Que ce soit par ses arrêts ou par ses avis consultatifs, la CIJ a contribué au développement progressif du droit international public, imposant une conception plus flexible et insistant sur l'importance de la coutume (pratique générale et opinio juris des États). Pour elle, la coutume peut s'exprimer dans les conventions et traités internationaux par effet déclaratoire (la coutume préexiste à la convention), effet de cristallisation (règle en voie de formation) ou effet constitutif (une disposition conventionnelle devient une coutume).
Limites de l'action
Depuis 1945, la CIJ est restée impuissante en ce qui concerne les conflits majeurs entre États et par conséquent politiquement plus sensibles, faute de saisine volontaire par les États. Son action a donc été limitée aux conflits marginaux. La CIJ a même eu un rôle dissuasif, une fois saisie, amenant les États à s'entendre directement entre eux : ce fut le cas pour l'Affaire relative à certaines terres à phosphate à Nauru (1993), opposant Nauru à l'Australie, qui vit finalement le désistement à l'instance des deux parties. Durant les années 1970, beaucoup d'États ont même refusé de comparaître devant la CIJ ; d'autres ont retiré leur déclaration facultative de juridiction obligatoire après des décisions leur ayant été défavorables (la France en 1974 après Essais nucléaires et les États-Unis en 1986 après Activités militaires et paramilitaires au Nicaragua et contre celui-ci). L'Australie, en conflit avec le Timor oriental sur la délimitation de leur frontière maritime commune, a retiré ce point de la sphère de compétence qu'elle reconnaissait à la CIJ[6].
La CIJ s'est même auto-limitée pour ne pas se discréditer dans le cas d'affaires sensibles. Ainsi, elle a refusé de statuer au fond pour Essais nucléaires (Australie c. France et Nouvelle-Zélande c. France, 1986) et Sud-Ouest africain (Éthiopie c. Afrique du Sud et Liberia c. Afrique du Sud, 1966). Devant les refus de comparution, elle a souvent adopté une position de retrait : elle jugeait qu'il n'y avait alors pas compétence, ou que l'affaire était devenue de fait sans objet.
La CIJ n'est pas le seul moyen de règlement pacifique des différends mis à la disposition des États.

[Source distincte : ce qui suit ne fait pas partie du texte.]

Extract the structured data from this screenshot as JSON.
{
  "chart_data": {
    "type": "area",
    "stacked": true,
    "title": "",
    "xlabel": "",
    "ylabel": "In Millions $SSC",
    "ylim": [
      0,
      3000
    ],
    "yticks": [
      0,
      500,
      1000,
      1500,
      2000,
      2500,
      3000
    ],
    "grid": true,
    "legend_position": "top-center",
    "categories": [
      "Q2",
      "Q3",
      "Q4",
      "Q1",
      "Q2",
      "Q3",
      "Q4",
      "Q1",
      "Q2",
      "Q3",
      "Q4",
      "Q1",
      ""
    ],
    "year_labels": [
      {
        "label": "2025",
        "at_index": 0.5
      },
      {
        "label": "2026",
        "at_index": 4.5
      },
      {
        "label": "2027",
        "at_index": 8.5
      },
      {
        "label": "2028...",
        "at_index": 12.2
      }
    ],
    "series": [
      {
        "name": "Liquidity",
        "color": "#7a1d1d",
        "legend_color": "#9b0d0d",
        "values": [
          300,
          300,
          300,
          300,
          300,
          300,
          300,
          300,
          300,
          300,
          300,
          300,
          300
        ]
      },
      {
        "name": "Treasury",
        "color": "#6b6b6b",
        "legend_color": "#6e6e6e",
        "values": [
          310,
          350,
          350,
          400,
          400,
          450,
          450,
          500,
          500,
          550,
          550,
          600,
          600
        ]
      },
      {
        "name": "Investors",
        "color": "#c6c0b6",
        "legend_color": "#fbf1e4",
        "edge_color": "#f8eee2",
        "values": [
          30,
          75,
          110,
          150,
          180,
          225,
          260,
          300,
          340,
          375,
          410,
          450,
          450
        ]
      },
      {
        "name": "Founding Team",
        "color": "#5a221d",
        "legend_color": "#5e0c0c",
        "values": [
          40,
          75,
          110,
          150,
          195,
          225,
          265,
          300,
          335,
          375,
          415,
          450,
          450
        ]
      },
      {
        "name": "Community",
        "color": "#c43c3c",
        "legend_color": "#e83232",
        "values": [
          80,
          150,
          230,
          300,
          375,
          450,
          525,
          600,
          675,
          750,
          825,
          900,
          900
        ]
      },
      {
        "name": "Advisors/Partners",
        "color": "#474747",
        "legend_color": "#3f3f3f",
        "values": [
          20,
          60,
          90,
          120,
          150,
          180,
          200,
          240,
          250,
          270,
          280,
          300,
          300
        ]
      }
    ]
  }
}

L'article 33 de la Charte en précise un certain nombre : « Les parties à tout différend dont la prolongation est susceptible de menacer le maintien de la paix et de la sécurité internationales doivent en rechercher la solution, avant tout, par voie de négociation, d'enquête, de médiation, de conciliation, d'arbitrage, de règlement judiciaire, de recours aux organismes ou accords régionaux, ou par d'autres moyens pacifiques de leur choix. » La multiplication des instances judiciaires internationales vient également limiter le champ d'action de la CIJ. Entre autres, le Tribunal international du droit de la mer, né de la convention de Montego Bay de 1982, empiète directement sur les compétences de la CIJ en matière de délimitation maritime. La création en 1993 du Tribunal pénal international pour l'ex-Yougoslavie (TPIY) puis en 1994 du Tribunal pénal international pour le Rwanda (TPIR) et en 2002 de la Cour pénale internationale (CPI) peut également introduire des conflits de compétence[réf. nécessaire]. Toutefois, la CIJ statue sur des différends entre États, tandis que les différentes cours pénales internationales jugent la responsabilité pénale d'individus. Cette distinction essentielle entre États et individus limite, voire empêche, les éventuels conflits de compétence.